Education Beat Goes On

, Matthew Hickman, Leave a comment

It’s easy for scholars to study statistics, and then provide solutions to change those numbers. Scholars perform massive amounts of research, but the field reporting is left to journalists. Recently, The Brookings Institution sponsored a panel to discuss policies that would aid in educating low-income children. After the panel had completed, four journalists took the stage to provide analysis on the presented ideas. The journalistic panel consisted of Adrian Wooldridge, of The Economist, Hugh Price, Senior Fellow of The Brookings Institution, Sebastian Mallaby, of The Washington Post, and David Wessel, of The Wall Street Journal; all four of whom have written about inequality and social mobility concerning education.

Indeed, Adrian Wooldridge holds that social mobility and opportunity are decaying due to the failure in education. Whereas the United States was once seen as a beacon of opportunity; that status is slowly beginning to crumble. Wooldridge contends, “Everybody, for a long time, has known that the system of primary education and secondary education is very badly broken in this country and that it tends to reproduce and reinforce inequality.” Wooldridge finds a major problem with the American universities, which he considers “the best higher education in the world when it comes to the quality of research that is being produced.” However, that system of higher education does not promote social mobility.

In fact, Wooldridge argues that in years past universities did promote social mobility, but due to cutbacks on funding for scholarships the reverse began to occur. The reduction in scholarships has led to a disproportionate increase in higher-income students enrolling in elite universities. It was thought that race-based affirmative action policies could fix this problem, but “it did little and is doing less and less to promote upward social mobility.” Heretofore, some universities deliberately favor students depending on their legacy or celebrity, which Wooldridge argued retards upward mobility, and must be solved to reflect a commitment to social mobility.

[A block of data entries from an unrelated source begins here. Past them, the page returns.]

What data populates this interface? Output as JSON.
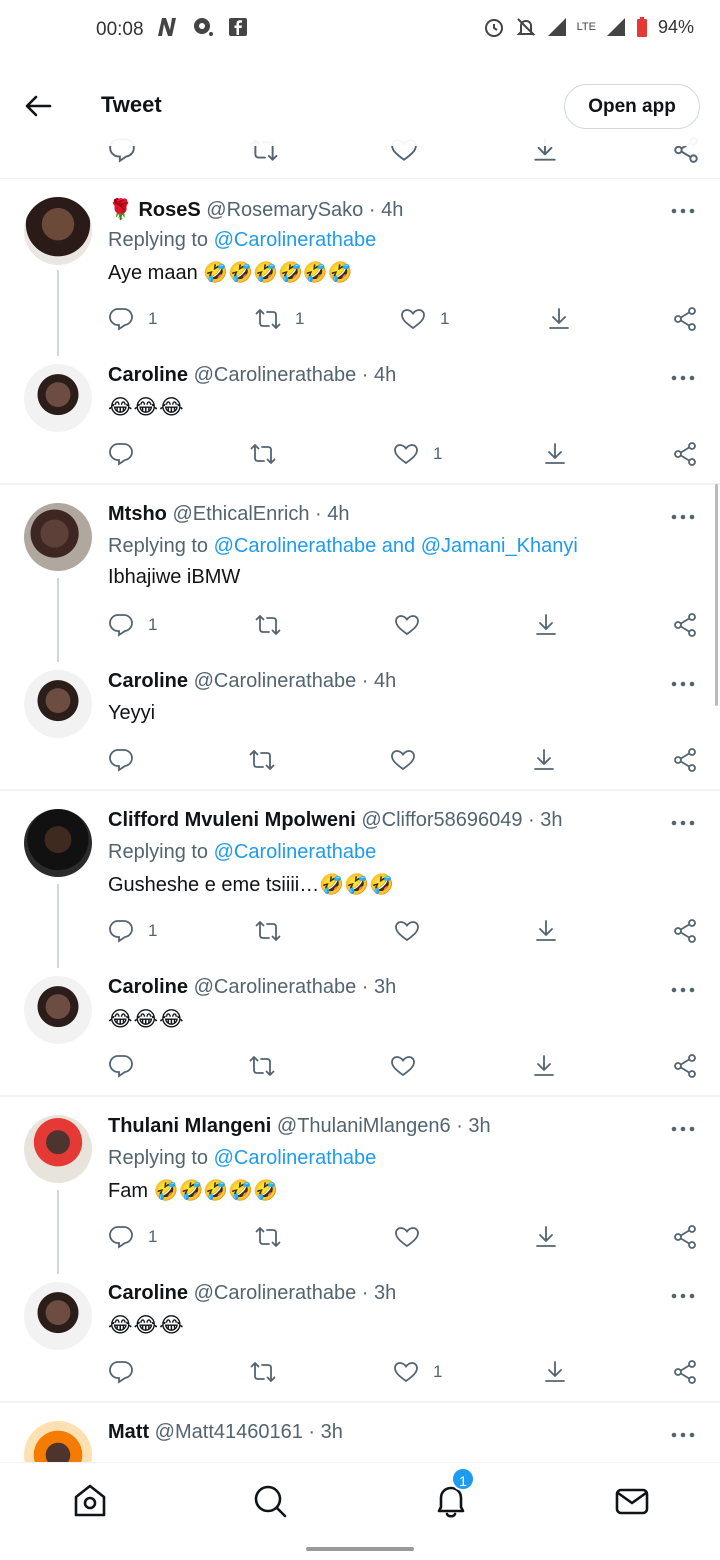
{
  "status_bar": {
    "time": "00:08",
    "network": "LTE",
    "battery": "94%"
  },
  "header": {
    "title": "Tweet",
    "open_app": "Open app"
  },
  "colors": {
    "link": "#1d9bf0",
    "text": "#0f1419",
    "muted": "#536471"
  },
  "tweets": [
    {
      "name": "RoseS",
      "handle": "@RosemarySako · 4h",
      "replying_label": "Replying to",
      "replying_to": "@Carolinerathabe",
      "text": "Aye maan 🤣🤣🤣🤣🤣🤣",
      "replies": "1",
      "retweets": "1",
      "likes": "1"
    },
    {
      "name": "Caroline",
      "handle": "@Carolinerathabe · 4h",
      "text": "😂😂😂",
      "likes": "1"
    },
    {
      "name": "Mtsho",
      "handle": "@EthicalEnrich · 4h",
      "replying_label": "Replying to",
      "replying_to": "@Carolinerathabe and @Jamani_Khanyi",
      "text": "Ibhajiwe iBMW",
      "replies": "1"
    },
    {
      "name": "Caroline",
      "handle": "@Carolinerathabe · 4h",
      "text": "Yeyyi"
    },
    {
      "name": "Clifford Mvuleni Mpolweni",
      "handle": "@Cliffor58696049 · 3h",
      "replying_label": "Replying to",
      "replying_to": "@Carolinerathabe",
      "text": "Gusheshe e eme tsiiii…🤣🤣🤣",
      "replies": "1"
    },
    {
      "name": "Caroline",
      "handle": "@Carolinerathabe · 3h",
      "text": "😂😂😂"
    },
    {
      "name": "Thulani Mlangeni",
      "handle": "@ThulaniMlangen6 · 3h",
      "replying_label": "Replying to",
      "replying_to": "@Carolinerathabe",
      "text": "Fam 🤣🤣🤣🤣🤣",
      "replies": "1"
    },
    {
      "name": "Caroline",
      "handle": "@Carolinerathabe · 3h",
      "text": "😂😂😂",
      "likes": "1"
    },
    {
      "name": "Matt",
      "handle": "@Matt41460161 · 3h"
    }
  ],
  "bottom_nav": {
    "notifications_badge": "1"
  }
}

As Hugh Price sees it, “The level of proficiency for all children has been extended and escalated,” making it more difficult to advance in social classes. Also, there is a burden on schools to prepare all children for college, which is a shift from the past. However, although the rhetoric is different, children and schools have not received the resources to compete. Furthermore, general solutions, such as universal testing, small classrooms, and tough love is “simplistic and cheap” thinking that is “geared to how much we’re willing to spend, not how much must be spent to do the job.” Finally, in order to find practical solutions, Price contends, “The whole conversation…needs to shift into a much more sophisticated realm of how do we create whole schools…so that we are producing whole children that are ready and equipped for the future.”

Sebastian Mallaby is concerned, “A lot of the causes of inherited inequality are clearly beyond the reach of government policy.” Mallaby hearkens back to the genetic component and the socioeconomic component of inequality, and claims they are both out of reach. Furthermore, students with a higher socioeconomic status begin school with a higher degree of social capital, which frees teachers from discipline problems, and allows them to focus on learning. In addition, although low-income students are making vast strides in education, they are not succeeding at the same rate as high-income children. Therefore, if education truly is the best tool to counteract inequality, then “you have to give more to the poor schools.”

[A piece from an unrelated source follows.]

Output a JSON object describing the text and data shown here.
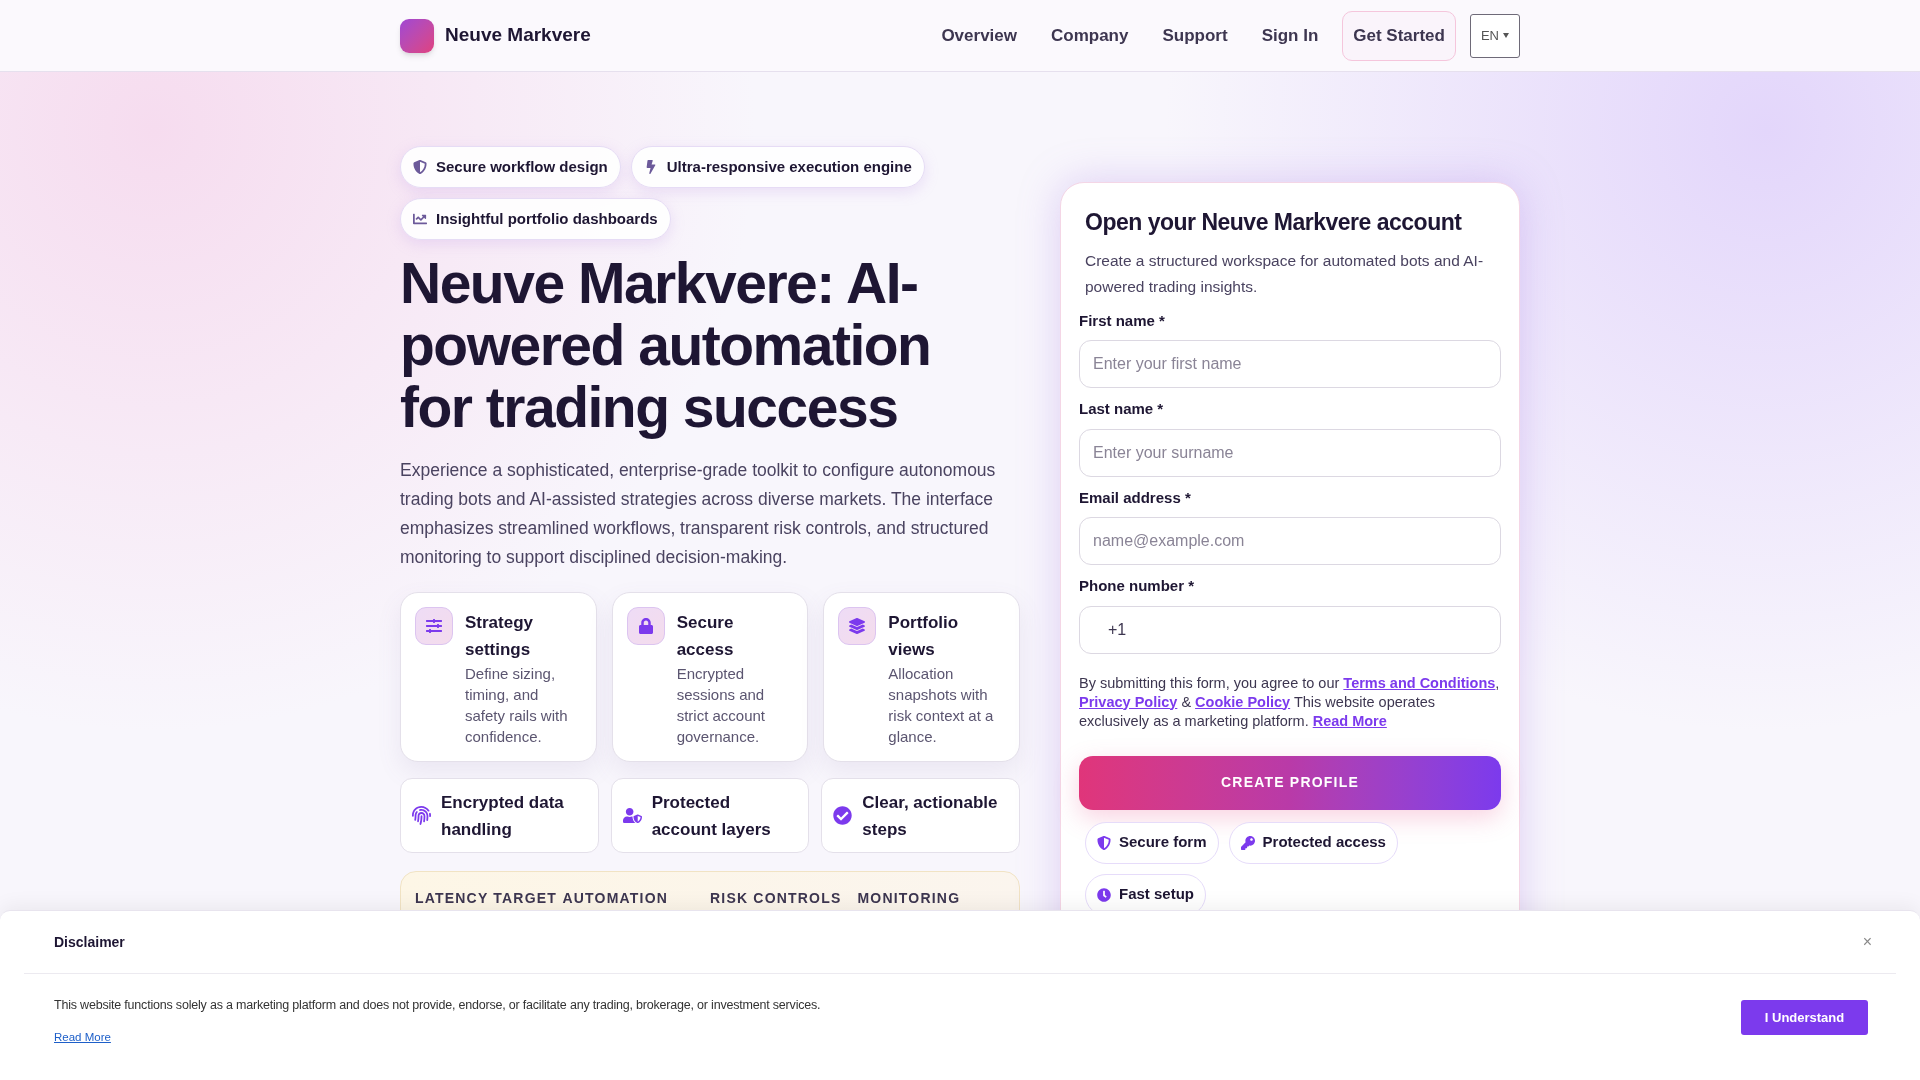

David Wessel does not perceive social mobility a serious problem, but instead, “the distance from the cellar to the penthouse has grown.” He warns against accusing educational programs of failing, “We would be worse off if we hadn’t tried a lot of those things…we would be even more unhappy and uneasy if we didn’t have those policies.” Wessel argues that education is a more eloquent engine to redistributing money than simply taking capital away from people, because politicians can market it as a remedy for inequality.

Wessel advises against new spending on education, and challenges the three previous panelists, insisting, “We have to assure people that the money being spent on Head Start is really well spent before we tell them we need to spend $50 million more on pre-K.” In addition, the lack of evidence concerning new policies geared toward primary and secondary education may “paralyze the process.” Finally, to the suggestion of raising tuition rates on the upper middle-class, Wessel explains, “The people that want to change college financing do need to think a little bit about political strategy.”

There were numerous notions batted around the panel, and at times the discussion became heated. Price took offense to Mallaby’s report of genetic components in inequality, even though Cecilia Rouse had discussed them on the first panel. When Wooldridge suggested that standardized testing be the sole basis by which universities consider admission, Price claimed, “That would be affirmative action for whites.” Mallaby claimed the alternative to standardized testing was “much, much worse,” and was promptly labeled a “romantic”—as the company he works for earns more revenue from Kaplan Inc. than their actual newspaper. Ultimately, everyone agreed that America had become more unequal and that education was not improving. However, just like on Capitol Hill, a unified solution was not founded, and appears to be completely distant.

Matthew Hickman is an intern at Accuracy in Media.